The Cathedral that Does Not House the Shroud
The Cathedral of St. John the Baptist, as it was formerly known, is located in Turin, Italy. It is located next to the chapel that houses the Shroud of Turin. The Cathedral itself once housed something quite sacred. For 131 years, from 1453 to 1584 it housed a large Consecrated Host, until that Host was ordered to be consumed by an order of the Holy See. As reported in an earlier posting (see the archives, 11-17-12), a wafer made from wheat flour begins to seriously deteriorate after only six months. This particular Host had remained intact for over a century.
There was a special history to that Host. It had come from the city of Exilles. Two soldiers had pillaged the church there and stolen various articles, including an ostensorioum that contained the Host. They travelled to Turin where they intended to sell their pilfered goods. They arrived in early evening, but in front of the Church of San Silvestro, their mule fell. All the goods packed on it were scattered to the ground, all the stolen goods, however, except the Host. It did not fall, but remained suspended in the air, emitting rays of light. People gathered and then Fr. Giovanni Galesio sent for Bishop Ludovico. He came along with a number of others. At the site, he fell to his knees in homage. Amid a solemn procession, the Host was transported to the Cathedral of St. John the Baptist mentioned above.
The people in the area developed a name for the spectacle of light that had occurred. They called it the “Sun of Justice.” The Church of San Silvestro was given a new name as well. They called it “The Church of the Body of the Lord.” Hymns sung during Benediction services were also changed, in honor of the miracle.
Numerous documents have been preserved from the time that describe and refer to the event. Included among them are the statements of 10 laypeople who were among the first witnesses at the scene.
It is of course hard to believe that such an event occurred.
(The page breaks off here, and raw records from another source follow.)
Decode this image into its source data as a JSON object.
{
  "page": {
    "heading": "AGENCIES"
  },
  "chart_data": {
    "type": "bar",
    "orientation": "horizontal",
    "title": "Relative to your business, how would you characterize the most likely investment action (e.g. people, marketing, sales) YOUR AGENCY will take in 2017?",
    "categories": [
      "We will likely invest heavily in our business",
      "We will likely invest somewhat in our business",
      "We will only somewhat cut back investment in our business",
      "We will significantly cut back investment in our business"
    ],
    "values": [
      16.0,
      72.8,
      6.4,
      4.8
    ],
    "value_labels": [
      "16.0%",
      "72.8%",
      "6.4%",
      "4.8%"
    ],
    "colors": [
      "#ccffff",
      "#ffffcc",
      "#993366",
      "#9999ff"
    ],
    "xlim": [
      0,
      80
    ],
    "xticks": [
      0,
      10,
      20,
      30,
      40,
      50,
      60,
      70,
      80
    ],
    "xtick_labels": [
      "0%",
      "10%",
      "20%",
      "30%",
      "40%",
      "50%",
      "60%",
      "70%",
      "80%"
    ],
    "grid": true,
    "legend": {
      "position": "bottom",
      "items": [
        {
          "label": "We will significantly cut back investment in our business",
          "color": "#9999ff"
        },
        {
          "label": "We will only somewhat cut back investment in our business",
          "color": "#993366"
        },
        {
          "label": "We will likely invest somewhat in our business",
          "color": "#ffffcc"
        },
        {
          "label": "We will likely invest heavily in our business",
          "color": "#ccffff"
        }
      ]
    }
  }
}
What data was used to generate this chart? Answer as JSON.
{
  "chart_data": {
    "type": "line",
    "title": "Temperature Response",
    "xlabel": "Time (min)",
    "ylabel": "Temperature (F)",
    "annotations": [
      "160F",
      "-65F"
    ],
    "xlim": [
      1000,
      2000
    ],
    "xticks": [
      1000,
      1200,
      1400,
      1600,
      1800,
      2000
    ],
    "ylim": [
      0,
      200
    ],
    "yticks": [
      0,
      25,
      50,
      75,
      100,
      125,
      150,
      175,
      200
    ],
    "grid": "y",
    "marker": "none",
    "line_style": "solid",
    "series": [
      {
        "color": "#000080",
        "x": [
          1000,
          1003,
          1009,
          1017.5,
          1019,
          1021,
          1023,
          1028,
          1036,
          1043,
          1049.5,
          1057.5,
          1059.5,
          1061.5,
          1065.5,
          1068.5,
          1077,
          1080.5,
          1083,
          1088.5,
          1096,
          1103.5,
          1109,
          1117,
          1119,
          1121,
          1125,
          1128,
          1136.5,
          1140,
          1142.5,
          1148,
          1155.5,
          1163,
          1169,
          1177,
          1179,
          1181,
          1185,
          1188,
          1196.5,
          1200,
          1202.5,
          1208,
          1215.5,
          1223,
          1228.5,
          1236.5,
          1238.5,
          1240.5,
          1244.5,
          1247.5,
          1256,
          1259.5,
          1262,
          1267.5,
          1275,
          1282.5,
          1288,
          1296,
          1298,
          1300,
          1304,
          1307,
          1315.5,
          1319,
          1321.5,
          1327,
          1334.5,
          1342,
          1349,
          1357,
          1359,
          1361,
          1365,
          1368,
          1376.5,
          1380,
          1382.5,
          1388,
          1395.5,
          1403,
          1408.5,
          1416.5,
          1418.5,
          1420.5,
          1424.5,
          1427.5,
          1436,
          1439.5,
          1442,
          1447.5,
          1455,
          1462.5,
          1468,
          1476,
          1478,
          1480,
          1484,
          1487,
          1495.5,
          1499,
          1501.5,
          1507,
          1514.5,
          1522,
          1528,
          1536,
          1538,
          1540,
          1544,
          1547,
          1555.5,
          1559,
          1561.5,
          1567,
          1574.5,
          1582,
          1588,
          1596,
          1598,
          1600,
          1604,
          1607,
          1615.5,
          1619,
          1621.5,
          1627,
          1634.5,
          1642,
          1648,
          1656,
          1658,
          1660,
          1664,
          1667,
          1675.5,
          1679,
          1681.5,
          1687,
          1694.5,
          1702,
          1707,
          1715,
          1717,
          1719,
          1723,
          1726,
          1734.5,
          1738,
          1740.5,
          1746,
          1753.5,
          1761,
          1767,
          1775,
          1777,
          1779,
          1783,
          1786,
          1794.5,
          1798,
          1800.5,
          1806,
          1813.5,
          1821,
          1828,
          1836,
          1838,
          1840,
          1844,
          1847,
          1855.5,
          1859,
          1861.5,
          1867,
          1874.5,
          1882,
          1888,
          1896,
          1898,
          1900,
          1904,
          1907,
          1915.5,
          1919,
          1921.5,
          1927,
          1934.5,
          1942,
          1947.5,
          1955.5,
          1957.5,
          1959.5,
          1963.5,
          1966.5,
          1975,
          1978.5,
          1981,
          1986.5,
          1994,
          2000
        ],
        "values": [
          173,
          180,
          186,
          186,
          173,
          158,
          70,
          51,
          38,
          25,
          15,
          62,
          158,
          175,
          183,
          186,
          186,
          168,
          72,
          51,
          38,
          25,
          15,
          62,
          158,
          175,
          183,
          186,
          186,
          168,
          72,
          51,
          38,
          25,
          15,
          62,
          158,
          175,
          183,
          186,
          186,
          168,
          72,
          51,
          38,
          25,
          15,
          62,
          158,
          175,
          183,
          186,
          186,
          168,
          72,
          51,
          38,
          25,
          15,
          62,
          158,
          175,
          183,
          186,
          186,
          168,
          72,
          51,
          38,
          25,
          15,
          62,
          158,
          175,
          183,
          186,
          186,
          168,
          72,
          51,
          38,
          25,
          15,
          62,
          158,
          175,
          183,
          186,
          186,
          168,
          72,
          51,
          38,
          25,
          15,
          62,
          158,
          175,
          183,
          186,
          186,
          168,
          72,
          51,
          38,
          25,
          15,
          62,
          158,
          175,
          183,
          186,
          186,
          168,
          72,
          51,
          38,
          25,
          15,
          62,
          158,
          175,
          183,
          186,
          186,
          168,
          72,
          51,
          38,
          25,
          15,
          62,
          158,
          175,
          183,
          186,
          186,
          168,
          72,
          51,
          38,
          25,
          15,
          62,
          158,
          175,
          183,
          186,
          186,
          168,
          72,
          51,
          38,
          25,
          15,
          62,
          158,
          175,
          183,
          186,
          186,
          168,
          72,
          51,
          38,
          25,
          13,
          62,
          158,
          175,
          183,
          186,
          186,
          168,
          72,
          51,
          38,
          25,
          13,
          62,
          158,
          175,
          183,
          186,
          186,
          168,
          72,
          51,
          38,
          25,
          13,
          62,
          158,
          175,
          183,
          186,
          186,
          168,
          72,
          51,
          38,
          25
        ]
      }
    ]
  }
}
It is also hard for many to believe the miracle of the sun at Fatima, unless perhaps you were one of the 70,000 who were there. This Lent, do not doubt that the ten witnesses, the priest, the Bishop and the townspeople of Turin all fell under some mass delusion, that they renamed their church to further a collective hoax or that hymns sung during times of reverence were based on deception. This Lent, as you look at the Host elevated at Mass, think of what it would have been like to have been in Turin, in 1453, at the time the mule stumbled.
(Based on an account found in Eucharistic Miracles, by Joan Carroll Cruz.)